Manila: Former President Fidel Ramos has not turned his back against President Rodrigo Duterte and the latter still needs the expertise of the former leader in resolving the overlapping claims in the South China Sea, a senior official said.

“His (Ramos) stature and expertise are needed now, more than ever, to follow up and ride on what President Duterte accomplished during his recent visit to China,” said Duterte’s Communications Secretary Martin Andanar, adding, “It is not true that the former president can no longer have any role in our engagement with China.”

Ramos jokingly admitted being part of the Duterte administration “whether they like it or not”.

“The moment the President came back from China from a successful state visit, I resigned as special envoy to China because the officials have taken over,” Ramos told GMA, a TV network.

“I’ve done my job to ... break the ice and to help restore the ties of goodwill and friendship (between China and the Philippines),” Ramos said.

But in his column in Manila Bulletin on October 29, Ramos was quite pointed.

He criticised Duterte’s over-focused campaign against illegal drug trade and the shooting of suspected drug pushers and users by cops whose lives were not allegedly endangered.

He criticised Duterte’s call to end in two years the US-Philippines joint war games that began in 2002 — after the signing of the US-Philippines Visiting Forces Agreement in 1998, which was ratified by the Philippine Senate in 1999.

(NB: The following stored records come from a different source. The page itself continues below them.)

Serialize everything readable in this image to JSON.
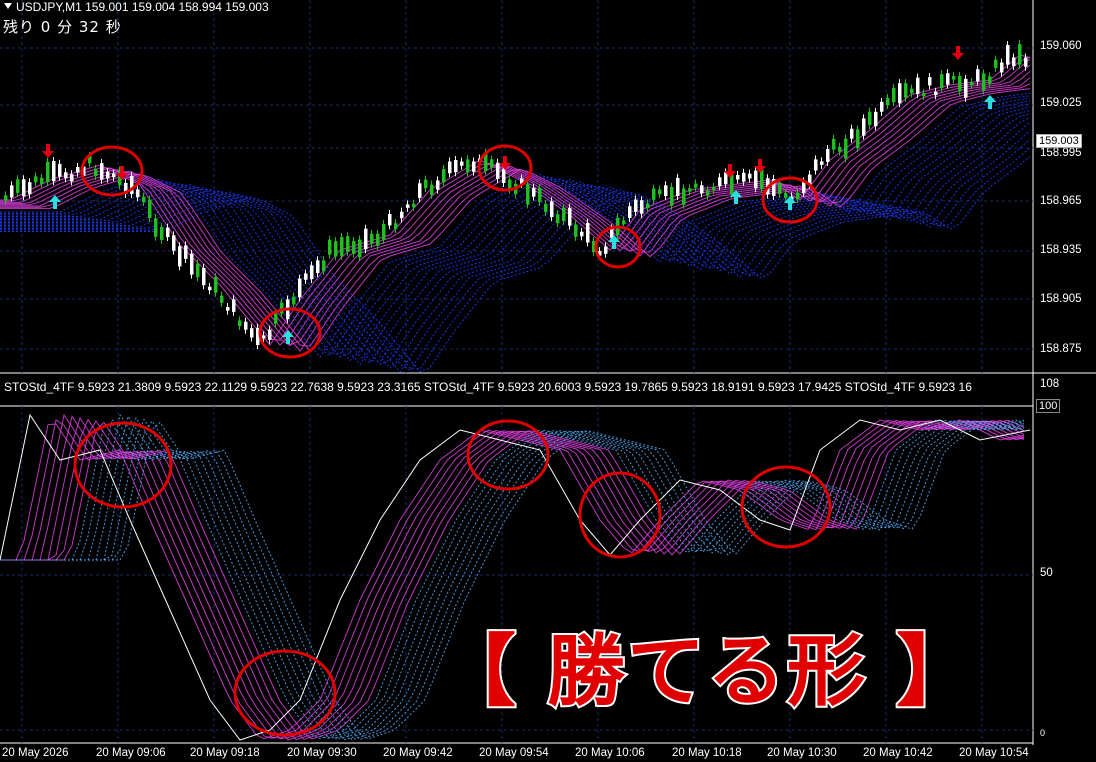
{
  "header": {
    "title": "USDJPY,M1  159.001 159.004 158.994 159.003"
  },
  "countdown": "残り 0 分 32 秒",
  "price_axis": [
    "159.060",
    "159.025",
    "158.995",
    "158.965",
    "158.935",
    "158.905",
    "158.875"
  ],
  "current_price": "159.003",
  "indicator_header": "STOStd_4TF 9.5923 21.3809 9.5923 22.1129 9.5923 22.7638 9.5923 23.3165  STOStd_4TF 9.5923 20.6003 9.5923 19.7865 9.5923 18.9191 9.5923 17.9425  STOStd_4TF 9.5923 16",
  "indicator_axis": {
    "top": "108",
    "high": "100",
    "mid": "50",
    "low": "0"
  },
  "time_axis": [
    "20 May 2026",
    "20 May 09:06",
    "20 May 09:18",
    "20 May 09:30",
    "20 May 09:42",
    "20 May 09:54",
    "20 May 10:06",
    "20 May 10:18",
    "20 May 10:30",
    "20 May 10:42",
    "20 May 10:54"
  ],
  "banner": "【 勝てる形 】",
  "colors": {
    "bull": "#1fbf1f",
    "bear": "#ffffff",
    "ribbon_pink": "#e040e0",
    "ribbon_blue": "#1a3cff",
    "circle": "#e00000",
    "arrow_up": "#29e0e0",
    "arrow_down": "#e00010",
    "grid": "#1a2a6a"
  }
}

He criticised Duterte for calling United Nations Secretary General Ban Ki Moon a fool — the latter criticised the Philippines’ campaign against illegal drug trade which has killed thousands since July. A veteran of the Korean War, Ramos has a soft spot for South Koreans, a political analyst said.

Ramos claimed that Duterte has neglected solving the country’s poverty problem.

He also criticised Duterte’s decision not to honour the 2015 Paris Agreement on Climate Change, which asked developed and developing countries to commit to lower gas emissions.

After The Hague-based Permanent Court Arbitration ruled last July that China’s claim of the entire South China Sea and its enhancement of shoals and rocks into islands were illegal, Duterte named Ramos a special envoy to China’s Hong Kong to pursue informal bilateral talks between the Philippine and China and peacefully resolve their overlapping claims in the South China Sea.

The PCA also ruled that China must leave the Scarborough Shoal it occupied in 2012 because it is a common fishing ground for all claimants in the South China Sea. Located 230 kilometre west of Zambales Provinces, the shoal is within Philippines’ 200 nautical miles exclusive economic zone, based on the provision of the United Nations Convention on the law of the Sea

After Duterte’s state visit to China, Filipino fishermen were allowed to fish near the shoal despite the presence of Chinese Coast Guard there.

China, Taiwan, and Vietnam claim the whole of the South China Sea. Brunei, Malaysia, and the Philippines claim their respective EEZ in the said sea-lane where $5 trillion worth of cargo passes every year.